In a recent episode of the Insights in Action series, Nick Maynard from Juniper Research and David Britton from Experian Decision Analytics explored the pandemic’s transformative effect on the prospects of digital identity. Over the past year, reliance on e-commerce has increased significantly increased globally, boosted by new consumer and business needs and efforts to observe social distancing and cope with the side-effects of lockdowns.
Nick and David review Juniper Research’s Digital Identity 2020-2025 Report’s findings and explain how, since the pandemic started, people have needed to remotely use those services that they’d normally use in person. Access to banking, buying groceries, or ordering food, for example. In such a context, defined by tight restrictions imposed to curb the advance of coronavirus, being able to represent your identity and verify that you are who you say you are so you can access certain digital activities safely has become absolutely critical. Indeed, it has become the way people can participate in society now, digitally.
Defining digital identity in the covid era
But, how to define digital identity these days? Against an ever-changing environment, identity must now be more than just traditional personally identifiable data like a name or an address. It must incorporate other components such as device identifiers, device intelligence, network information, the way you hold your phone, or even the speed you type at.

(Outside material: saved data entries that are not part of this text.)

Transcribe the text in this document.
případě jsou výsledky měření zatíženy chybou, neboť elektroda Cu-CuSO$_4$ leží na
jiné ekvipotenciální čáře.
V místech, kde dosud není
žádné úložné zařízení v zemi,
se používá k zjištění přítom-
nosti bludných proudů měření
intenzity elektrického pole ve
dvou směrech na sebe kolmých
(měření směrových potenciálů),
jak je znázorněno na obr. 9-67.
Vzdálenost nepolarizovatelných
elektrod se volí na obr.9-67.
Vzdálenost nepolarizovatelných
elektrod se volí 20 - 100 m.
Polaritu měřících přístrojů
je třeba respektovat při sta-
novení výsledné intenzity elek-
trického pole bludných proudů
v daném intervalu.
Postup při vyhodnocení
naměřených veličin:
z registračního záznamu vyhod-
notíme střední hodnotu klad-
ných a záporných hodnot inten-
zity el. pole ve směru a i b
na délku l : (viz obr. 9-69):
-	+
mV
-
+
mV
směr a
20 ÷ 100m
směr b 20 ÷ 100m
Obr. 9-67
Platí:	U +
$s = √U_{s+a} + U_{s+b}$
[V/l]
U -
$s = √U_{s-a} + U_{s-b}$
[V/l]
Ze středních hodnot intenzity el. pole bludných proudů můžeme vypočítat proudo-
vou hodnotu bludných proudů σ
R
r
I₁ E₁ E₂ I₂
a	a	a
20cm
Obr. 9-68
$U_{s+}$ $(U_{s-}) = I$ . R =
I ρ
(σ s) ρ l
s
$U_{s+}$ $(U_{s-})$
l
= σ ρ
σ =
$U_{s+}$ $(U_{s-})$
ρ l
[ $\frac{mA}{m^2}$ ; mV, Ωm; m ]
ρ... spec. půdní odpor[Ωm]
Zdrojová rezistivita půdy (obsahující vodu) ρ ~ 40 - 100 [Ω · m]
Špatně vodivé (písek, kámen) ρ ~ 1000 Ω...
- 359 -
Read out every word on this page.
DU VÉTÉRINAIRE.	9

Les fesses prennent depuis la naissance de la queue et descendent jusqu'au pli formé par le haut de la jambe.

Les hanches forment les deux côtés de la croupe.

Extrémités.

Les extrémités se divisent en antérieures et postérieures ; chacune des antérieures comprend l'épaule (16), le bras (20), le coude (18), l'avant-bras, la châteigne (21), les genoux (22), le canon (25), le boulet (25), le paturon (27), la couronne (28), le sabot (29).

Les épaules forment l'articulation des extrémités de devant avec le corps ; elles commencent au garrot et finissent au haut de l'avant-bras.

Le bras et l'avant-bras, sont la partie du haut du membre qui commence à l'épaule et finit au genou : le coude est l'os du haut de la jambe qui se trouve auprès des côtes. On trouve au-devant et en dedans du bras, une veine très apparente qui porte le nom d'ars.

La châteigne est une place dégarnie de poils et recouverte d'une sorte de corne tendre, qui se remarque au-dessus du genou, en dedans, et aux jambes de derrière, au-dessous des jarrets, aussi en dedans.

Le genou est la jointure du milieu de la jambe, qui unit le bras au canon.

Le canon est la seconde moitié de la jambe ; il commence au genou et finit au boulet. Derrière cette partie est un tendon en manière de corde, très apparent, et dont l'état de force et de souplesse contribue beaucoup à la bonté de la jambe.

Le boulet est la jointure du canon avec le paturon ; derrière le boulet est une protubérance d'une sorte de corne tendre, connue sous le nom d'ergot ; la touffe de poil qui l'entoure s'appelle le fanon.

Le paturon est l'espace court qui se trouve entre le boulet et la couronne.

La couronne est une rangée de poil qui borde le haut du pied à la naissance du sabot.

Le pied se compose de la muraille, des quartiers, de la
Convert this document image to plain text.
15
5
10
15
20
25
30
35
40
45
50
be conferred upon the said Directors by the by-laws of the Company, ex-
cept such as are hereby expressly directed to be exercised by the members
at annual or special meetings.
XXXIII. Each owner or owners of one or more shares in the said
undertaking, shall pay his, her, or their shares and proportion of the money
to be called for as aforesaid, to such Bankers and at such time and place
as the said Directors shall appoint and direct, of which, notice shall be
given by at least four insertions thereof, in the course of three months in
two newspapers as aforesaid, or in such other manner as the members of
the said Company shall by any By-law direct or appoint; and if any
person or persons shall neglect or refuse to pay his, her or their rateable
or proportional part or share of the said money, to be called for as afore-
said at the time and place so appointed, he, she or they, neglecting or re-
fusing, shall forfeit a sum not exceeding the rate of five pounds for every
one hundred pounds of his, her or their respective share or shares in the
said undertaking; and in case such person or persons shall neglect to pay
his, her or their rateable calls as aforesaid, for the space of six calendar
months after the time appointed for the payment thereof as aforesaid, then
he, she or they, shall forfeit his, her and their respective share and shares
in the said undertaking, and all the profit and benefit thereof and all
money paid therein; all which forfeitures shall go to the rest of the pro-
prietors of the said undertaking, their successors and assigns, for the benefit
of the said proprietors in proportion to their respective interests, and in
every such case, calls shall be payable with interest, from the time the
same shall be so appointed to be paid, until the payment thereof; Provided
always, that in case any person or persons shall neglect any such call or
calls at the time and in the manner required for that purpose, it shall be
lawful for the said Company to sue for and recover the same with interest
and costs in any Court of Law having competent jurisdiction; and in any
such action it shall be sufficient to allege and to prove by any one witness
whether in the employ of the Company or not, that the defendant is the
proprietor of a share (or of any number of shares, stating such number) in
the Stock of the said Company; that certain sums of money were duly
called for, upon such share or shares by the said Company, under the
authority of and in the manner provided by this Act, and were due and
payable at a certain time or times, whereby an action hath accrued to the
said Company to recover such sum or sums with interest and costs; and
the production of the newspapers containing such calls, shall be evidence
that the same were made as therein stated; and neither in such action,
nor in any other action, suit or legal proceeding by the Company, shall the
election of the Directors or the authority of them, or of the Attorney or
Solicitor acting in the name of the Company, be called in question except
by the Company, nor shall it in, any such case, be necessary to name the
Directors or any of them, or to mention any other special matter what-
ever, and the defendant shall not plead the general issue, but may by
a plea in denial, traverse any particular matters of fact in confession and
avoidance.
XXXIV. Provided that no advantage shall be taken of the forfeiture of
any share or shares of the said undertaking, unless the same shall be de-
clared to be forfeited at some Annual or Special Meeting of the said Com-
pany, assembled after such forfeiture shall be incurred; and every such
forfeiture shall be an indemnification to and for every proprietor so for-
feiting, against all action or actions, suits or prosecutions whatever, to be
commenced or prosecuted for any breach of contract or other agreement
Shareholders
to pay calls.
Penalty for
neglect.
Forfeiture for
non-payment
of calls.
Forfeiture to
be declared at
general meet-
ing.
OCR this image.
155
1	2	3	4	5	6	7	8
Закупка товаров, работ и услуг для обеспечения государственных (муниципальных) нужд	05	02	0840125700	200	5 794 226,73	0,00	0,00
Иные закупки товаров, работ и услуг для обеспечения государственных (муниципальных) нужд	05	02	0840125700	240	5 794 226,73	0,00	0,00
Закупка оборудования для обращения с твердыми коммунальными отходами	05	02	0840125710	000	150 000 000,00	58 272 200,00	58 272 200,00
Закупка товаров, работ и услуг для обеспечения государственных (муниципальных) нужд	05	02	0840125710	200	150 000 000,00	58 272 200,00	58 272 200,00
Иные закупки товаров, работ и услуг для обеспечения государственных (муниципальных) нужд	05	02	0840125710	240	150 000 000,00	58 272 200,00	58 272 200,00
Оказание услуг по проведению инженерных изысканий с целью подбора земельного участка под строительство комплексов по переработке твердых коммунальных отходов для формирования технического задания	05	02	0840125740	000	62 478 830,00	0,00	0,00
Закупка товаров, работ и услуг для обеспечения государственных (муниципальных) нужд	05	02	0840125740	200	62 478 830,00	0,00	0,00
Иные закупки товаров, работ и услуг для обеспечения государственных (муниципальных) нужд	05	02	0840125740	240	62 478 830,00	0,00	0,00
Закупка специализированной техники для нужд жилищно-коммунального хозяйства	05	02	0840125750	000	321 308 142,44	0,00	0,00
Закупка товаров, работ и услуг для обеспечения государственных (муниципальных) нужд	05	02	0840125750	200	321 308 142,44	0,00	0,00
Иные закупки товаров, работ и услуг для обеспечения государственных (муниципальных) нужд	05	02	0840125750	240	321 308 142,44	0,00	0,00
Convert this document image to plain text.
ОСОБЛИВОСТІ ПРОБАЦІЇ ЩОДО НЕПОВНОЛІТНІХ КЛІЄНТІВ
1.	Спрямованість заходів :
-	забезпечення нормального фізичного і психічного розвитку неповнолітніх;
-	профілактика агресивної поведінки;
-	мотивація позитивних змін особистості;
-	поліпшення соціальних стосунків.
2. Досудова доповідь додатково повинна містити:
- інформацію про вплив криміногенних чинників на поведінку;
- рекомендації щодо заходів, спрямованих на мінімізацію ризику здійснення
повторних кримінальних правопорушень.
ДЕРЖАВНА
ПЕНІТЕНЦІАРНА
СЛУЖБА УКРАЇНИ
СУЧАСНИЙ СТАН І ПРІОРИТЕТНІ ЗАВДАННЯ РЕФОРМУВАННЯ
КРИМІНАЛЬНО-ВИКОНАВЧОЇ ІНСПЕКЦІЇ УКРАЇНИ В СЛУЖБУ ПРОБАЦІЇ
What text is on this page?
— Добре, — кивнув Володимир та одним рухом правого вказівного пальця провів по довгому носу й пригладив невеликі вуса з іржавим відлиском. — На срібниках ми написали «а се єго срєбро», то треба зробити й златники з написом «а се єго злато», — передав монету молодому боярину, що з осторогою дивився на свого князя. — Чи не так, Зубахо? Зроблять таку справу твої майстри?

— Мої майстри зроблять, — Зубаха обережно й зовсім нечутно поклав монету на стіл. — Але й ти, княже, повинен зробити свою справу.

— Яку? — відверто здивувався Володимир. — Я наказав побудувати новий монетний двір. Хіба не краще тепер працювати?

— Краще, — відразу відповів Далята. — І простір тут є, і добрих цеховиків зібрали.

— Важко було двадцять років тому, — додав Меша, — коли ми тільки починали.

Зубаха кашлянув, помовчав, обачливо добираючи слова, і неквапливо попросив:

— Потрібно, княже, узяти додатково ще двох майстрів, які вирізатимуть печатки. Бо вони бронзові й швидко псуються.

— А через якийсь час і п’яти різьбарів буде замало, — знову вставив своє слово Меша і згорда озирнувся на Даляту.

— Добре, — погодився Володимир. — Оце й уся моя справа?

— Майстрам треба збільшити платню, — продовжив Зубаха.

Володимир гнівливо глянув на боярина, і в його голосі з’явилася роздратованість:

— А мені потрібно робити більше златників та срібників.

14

All in all, digital identity is about emulating what we have all done naturally in the physical world for so long; that’s it bringing together a series of distinctive attributes that make each individual unique.
In terms of how the industry is looking at this evolving concept of digital identity, Nick and David point out that a growing number of regulators are engaged with the concept of digital identity, addressing the need for modern, adaptative frameworks, guardrails, and protocols. Identity industry players have realized that identity works best when there’s a network. Identity networks or systems bring together all those different stakeholders who hold identity details and have the ability to verify or use those identity details to provide greater benefit for consumers.